Lo diré: tengo miedo. Pavor.

Curioso, ¿no?

Un vampiro antiguo como yo, un ser oscuro hijo de las tinieblas destinado a esparcir muerte en la tierra, me estremezco al pensar en lo que hay afuera. Aquella que me busca sin tregua. Tal vez aquí, entre polvo y huesos de muertos tenga algo de tiempo. Aquí, alumbrado apenas por la luz de la luna que se filtra entre las rendijas pútridas de esta tumba, escribo sobre una hoja manchada de barro con la esperanza de que alguien comprenda el horror que ella entraña.

¡Maldita sea la curiosidad que me trajo hasta aquí, a estas tierras calurosas de calles polvorientas!

¡Ah, pero que delicia la sangre caribeña! Es tan fácil seducir y dejarse seducir por esta gente alegre y sencilla, tan diferente de la frialdad e indiferencia europea. Cansado de siglos de lo mismo no pudo evitar querer probar cosas nuevas. ¡Y valla que encontré cosas nuevas!

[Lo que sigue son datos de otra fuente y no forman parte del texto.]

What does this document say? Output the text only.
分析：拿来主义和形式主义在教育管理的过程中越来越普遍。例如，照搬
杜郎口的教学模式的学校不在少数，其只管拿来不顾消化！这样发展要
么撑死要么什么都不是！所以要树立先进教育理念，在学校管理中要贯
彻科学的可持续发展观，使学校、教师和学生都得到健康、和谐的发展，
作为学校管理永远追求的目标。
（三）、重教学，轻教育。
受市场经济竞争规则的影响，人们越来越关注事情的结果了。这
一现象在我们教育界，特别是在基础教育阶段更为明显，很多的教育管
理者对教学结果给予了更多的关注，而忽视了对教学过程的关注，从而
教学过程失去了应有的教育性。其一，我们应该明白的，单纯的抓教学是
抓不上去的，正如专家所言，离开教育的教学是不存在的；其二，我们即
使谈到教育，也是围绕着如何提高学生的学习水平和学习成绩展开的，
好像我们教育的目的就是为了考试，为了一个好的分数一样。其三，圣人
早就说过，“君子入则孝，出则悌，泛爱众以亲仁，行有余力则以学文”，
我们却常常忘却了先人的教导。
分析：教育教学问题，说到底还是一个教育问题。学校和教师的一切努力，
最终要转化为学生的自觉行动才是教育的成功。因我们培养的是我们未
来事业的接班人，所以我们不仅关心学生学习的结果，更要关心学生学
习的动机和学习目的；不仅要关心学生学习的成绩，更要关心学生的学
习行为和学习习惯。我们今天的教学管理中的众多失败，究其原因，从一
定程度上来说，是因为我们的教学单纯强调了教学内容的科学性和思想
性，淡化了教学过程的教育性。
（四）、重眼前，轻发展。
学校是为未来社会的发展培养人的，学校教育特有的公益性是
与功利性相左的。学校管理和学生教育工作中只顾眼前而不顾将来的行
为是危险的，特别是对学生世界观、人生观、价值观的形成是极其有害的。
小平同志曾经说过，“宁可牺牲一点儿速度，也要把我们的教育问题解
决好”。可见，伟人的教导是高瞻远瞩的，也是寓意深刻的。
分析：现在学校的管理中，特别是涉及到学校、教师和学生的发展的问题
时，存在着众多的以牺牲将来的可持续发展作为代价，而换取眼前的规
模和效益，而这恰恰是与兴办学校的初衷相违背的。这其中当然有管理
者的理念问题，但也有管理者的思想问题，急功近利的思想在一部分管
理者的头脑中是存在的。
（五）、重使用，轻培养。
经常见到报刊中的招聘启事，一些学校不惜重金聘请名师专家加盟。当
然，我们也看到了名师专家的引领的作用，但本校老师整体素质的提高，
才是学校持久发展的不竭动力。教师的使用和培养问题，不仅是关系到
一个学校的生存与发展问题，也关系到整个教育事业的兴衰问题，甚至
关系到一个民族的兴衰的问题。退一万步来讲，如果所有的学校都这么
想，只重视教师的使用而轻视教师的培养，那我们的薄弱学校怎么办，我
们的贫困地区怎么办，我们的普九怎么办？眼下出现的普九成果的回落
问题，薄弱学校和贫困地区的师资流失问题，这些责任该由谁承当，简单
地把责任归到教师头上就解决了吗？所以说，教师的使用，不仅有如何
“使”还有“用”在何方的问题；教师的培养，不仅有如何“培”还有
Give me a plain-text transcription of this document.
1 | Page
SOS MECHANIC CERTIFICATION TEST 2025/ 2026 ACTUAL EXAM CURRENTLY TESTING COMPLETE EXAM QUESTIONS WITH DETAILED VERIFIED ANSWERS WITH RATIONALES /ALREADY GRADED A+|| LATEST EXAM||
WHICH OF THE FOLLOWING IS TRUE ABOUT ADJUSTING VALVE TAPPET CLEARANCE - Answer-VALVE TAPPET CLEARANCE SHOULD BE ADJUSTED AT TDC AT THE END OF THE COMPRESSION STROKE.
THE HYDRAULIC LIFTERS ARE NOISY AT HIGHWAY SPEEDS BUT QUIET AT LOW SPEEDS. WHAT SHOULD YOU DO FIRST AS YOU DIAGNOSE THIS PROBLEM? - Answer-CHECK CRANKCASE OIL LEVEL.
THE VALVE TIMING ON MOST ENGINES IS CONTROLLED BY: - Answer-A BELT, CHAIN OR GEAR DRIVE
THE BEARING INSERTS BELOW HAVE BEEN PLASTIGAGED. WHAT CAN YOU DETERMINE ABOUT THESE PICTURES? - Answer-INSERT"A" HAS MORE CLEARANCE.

Ella era una hermosa campesinita que vivía con su taíta, como le decía a su padre, un señor ya bastante entrado en años. Habitaban una precaria construcción de barro y techo de palma. Al frente tenía un chinchorro donde siempre se podía ver al padre conjurar los dolores de la reuma como él llamaba a sus padecimientos. Dulce María de todos los Ángeles —así se llamaba mi campesinita—, se la pasaba atrás en el pequeño conuco familiar, a veces sembrando yuca y cosechando tomate y otras dándole de comer a la gallinas.

¿Os dije que era preciosa mi campesinita? ¿No? Pues, dejadme deciros que era preciosa.

Yo acababa de llegar a estas llanuras ardientes donde los árboles parecen sudar al fragor de la jornada, cuando al pasar al final de la tarde montado en mi caballo frente a la humilde choza la vi. Fresca, alegre, hermosa y en este frío y seco corazón algo reverdeció. Quise probar la dulzura que parecía cubrir la piel canela, oler el humo de la leña en los negros y rutilantes cabellos, saborear el jugo de la granada en esos rojos labios.

¡Y fue tan fácil hacer que olvidara su honradez y lo que le había enseñado el cura en la polvorienta capillita del pueblo durante la misa dominical!

Dulce María se me entregó y os diré que fue una de las experiencias más deliciosas que he tenido en todos mis siglos de eternidad. ¿Cómo evitar visitarla cada noche bajo la luz de las estrellas, de ese cielo que parece más grande y más hermoso en estas tierras? Me alimentaba de ella y la llevaba al éxtasis. Mi hermosa niña no se había dado cuenta de lo que yo era hasta que un ente maligno comenzó a crecer en su vientre.

Su taíta a pesar de los achaques se daba cuenta que su "honrada" hija recibía una misteriosa visita por las noches. No estaba desencaminado el viejo, pues le decía que su nocturno visitante era un demonio. El anciano tomó la manía de atormentar a la muchacha con historias de maldiciones horrendas que caerían sobre ella por engendrar lo que él llamaba era el hijo del diablo.

A pesar de conocer todo esto, de saber lo mal que ella lo pasaba, yo no quería privarme de las dulce mieles que mi novia mortal me regalaba. Sin embargo, decidí abandonarla poco antes del parto.

Supongo que el dolor de saberse abandonada, además, de todas las historias macabras que el viejo le había hecho creer la llevaron a perder la cordura. Una noche sin luna en la que solo se escuchaba el canto de las chicharras y el aullar de los perros callejeros, Dulce María de los Ángeles tomó el cuchillo con que degollaba a las gallinas y mató a su propio bebé.